My review of Bill T. Jones’ “Chapel/Chapter” for the Chronicle:
” “I have to get out of here,” a man said as he fled Bill T. Jones’ “Chapel/Chapter” at the Yerba Buena Center for the Arts on Thursday. Soon, another person slipped out, then another. “It’s too disturbing,” a woman whispered to her friend.
There are things we don’t want to see, but ought to. The Bill T. Jones/Arnie Zane Dance Company’s YBCA engagement, running through Sunday, is one of them. An icon of American dance since the 1980s, Jones is no stranger to walkouts, but Thursday’s were different.
There is no political provocation in “Chapel/Chapter,” no tackling the alarmist issue of the day, as Jones has done with everything from AIDS to the Iraq war. “Chapel/Chapter” is about murder, about death both natural and unnatural, or whether the distinction even exists, about the evil and the need for redemption within us. It is not about the prison system or justice – its concerns are dark ones from the deepest corners of the soul.

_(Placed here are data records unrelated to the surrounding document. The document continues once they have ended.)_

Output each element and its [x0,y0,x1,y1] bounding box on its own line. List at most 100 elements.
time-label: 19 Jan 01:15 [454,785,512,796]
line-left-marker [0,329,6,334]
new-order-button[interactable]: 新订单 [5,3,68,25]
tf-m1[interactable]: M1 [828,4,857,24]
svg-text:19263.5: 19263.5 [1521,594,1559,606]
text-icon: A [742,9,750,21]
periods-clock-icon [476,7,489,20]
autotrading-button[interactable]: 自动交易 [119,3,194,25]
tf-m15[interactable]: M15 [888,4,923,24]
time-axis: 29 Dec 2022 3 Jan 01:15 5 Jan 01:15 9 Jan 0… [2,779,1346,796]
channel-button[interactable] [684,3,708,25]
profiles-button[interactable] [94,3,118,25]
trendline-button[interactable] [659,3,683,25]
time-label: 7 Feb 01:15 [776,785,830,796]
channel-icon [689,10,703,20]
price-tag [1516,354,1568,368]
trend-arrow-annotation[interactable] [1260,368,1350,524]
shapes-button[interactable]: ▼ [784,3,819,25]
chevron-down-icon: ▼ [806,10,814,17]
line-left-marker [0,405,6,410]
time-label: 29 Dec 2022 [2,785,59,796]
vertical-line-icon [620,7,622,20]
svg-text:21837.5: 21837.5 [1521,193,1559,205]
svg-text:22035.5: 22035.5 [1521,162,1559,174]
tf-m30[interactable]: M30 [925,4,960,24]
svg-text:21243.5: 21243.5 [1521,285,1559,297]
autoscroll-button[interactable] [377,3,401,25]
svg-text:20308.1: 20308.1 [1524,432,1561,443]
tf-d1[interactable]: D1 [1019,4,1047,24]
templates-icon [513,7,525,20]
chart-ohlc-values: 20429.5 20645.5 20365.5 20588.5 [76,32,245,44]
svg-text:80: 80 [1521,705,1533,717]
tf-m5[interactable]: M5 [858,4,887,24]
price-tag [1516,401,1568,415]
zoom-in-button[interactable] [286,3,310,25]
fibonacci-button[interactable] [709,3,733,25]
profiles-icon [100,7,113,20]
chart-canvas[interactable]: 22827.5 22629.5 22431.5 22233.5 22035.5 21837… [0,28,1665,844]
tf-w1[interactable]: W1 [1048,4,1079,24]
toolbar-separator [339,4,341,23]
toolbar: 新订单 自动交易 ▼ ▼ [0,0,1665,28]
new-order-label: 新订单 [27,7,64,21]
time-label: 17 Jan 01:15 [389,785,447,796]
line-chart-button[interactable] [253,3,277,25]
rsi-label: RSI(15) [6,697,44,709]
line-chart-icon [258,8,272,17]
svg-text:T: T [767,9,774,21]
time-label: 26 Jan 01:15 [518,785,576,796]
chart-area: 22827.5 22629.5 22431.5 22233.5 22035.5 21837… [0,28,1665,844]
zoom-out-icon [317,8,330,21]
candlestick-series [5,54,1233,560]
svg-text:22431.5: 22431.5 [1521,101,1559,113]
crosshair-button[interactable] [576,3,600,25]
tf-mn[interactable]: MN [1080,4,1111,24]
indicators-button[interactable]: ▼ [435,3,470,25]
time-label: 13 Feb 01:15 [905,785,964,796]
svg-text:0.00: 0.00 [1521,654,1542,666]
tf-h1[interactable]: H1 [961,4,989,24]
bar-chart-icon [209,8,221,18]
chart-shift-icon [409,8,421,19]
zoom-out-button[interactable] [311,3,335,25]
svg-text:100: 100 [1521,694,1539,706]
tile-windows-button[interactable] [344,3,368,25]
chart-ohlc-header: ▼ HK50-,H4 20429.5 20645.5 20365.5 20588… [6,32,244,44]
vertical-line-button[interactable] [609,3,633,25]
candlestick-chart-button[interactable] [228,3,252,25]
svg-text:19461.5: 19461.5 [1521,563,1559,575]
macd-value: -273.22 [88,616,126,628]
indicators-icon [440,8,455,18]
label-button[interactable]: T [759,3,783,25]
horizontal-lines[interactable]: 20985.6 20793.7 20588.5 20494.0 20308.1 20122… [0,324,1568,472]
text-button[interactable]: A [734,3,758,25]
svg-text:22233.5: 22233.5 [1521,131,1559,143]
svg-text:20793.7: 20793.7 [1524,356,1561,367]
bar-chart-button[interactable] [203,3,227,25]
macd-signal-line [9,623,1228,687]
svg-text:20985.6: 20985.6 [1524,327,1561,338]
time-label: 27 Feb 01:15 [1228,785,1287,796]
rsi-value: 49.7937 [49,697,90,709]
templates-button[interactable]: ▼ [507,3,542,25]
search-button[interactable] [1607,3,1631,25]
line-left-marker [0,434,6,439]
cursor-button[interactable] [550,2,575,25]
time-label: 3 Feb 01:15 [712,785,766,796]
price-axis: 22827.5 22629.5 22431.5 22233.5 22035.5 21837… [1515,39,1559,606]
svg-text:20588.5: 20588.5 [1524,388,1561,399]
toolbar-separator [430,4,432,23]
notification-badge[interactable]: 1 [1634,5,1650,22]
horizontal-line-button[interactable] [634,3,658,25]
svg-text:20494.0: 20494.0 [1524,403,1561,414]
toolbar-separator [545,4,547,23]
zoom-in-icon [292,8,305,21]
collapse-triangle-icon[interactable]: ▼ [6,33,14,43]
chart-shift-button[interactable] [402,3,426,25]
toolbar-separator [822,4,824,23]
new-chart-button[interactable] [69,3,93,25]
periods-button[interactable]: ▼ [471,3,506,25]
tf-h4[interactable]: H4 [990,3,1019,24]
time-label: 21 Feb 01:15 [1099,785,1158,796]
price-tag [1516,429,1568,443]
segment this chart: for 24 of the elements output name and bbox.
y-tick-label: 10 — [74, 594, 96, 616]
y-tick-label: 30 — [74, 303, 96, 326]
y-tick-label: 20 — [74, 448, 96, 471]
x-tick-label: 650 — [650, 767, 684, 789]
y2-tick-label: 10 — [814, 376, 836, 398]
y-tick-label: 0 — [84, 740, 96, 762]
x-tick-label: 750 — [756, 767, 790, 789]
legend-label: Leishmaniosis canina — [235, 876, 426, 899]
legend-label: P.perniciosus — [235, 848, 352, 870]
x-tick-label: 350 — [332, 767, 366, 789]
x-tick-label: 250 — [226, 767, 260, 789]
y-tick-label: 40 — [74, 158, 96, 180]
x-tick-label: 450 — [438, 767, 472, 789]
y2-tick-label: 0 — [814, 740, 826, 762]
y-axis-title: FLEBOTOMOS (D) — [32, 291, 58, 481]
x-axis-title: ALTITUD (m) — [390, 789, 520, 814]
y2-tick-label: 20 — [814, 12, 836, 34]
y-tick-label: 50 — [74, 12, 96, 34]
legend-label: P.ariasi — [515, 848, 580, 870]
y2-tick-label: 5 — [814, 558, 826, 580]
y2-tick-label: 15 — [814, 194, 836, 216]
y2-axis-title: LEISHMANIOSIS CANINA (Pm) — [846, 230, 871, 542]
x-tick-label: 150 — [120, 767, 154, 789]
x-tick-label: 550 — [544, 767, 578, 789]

Proximity is part of its horror. Created for a small Harlem performance space last December, “Chapel/Chapter” is staged in the YBCA’s Forum. Blood red curtains frame a square filled with a shape like a cathedral window. (The set design is by Bjorn G. Amelan.) Pews sit on one end, and the audience on all sides.
As it begins to tour nationally, “Chapel/Chapter” is also being adapted for proscenium stages, but up close is the way to see it, though this will not be pleasant. It brings you face-to-face with the murder of a family: mother, father, children; tied, strangled, asphyxiated. This is re-enacted by the dancers (and nimble Erick Montes as the family dog) in two ways. First, brutally, with the murderer describing his actions to an interrogator in a cool, collected tone. Later the murder is replayed more like a series of biblical tableaux, with Alicia Hall Moran singing that same gruesome account in a piercing clear chant, like a High Catholic mass.”
Later in the review, I could not help but mention that “Chapel/Chapter” struck me particularly hard:
“Violent crime and incarceration are things Jones must know about intimately through his sister Rhodessa, who leads the Medea Project, which stages theater by imprisoned women. In full critical disclosure, murder is something I also know intimately, having woken up one night at age 10 to find my father slain in an unsolved crime nearly as grisly as those in “Chapel/Chapter.” Whoever the murderer is, I would wish transcendence and redemption for that person as much as any other.
“Chapel/Chapter” made me think on this, but in a new way, because of its refusal to offer anything remotely redeeming or humanizing about the murderers. It left me with the awful feeling of having become the murderer, and it left me feeling the holy had become dark rather than the dark holy. It left me with questions only a second viewing could help answer, and that is certainly one sign of art worth wrangling with, whether or not you finally embrace the answers you find.”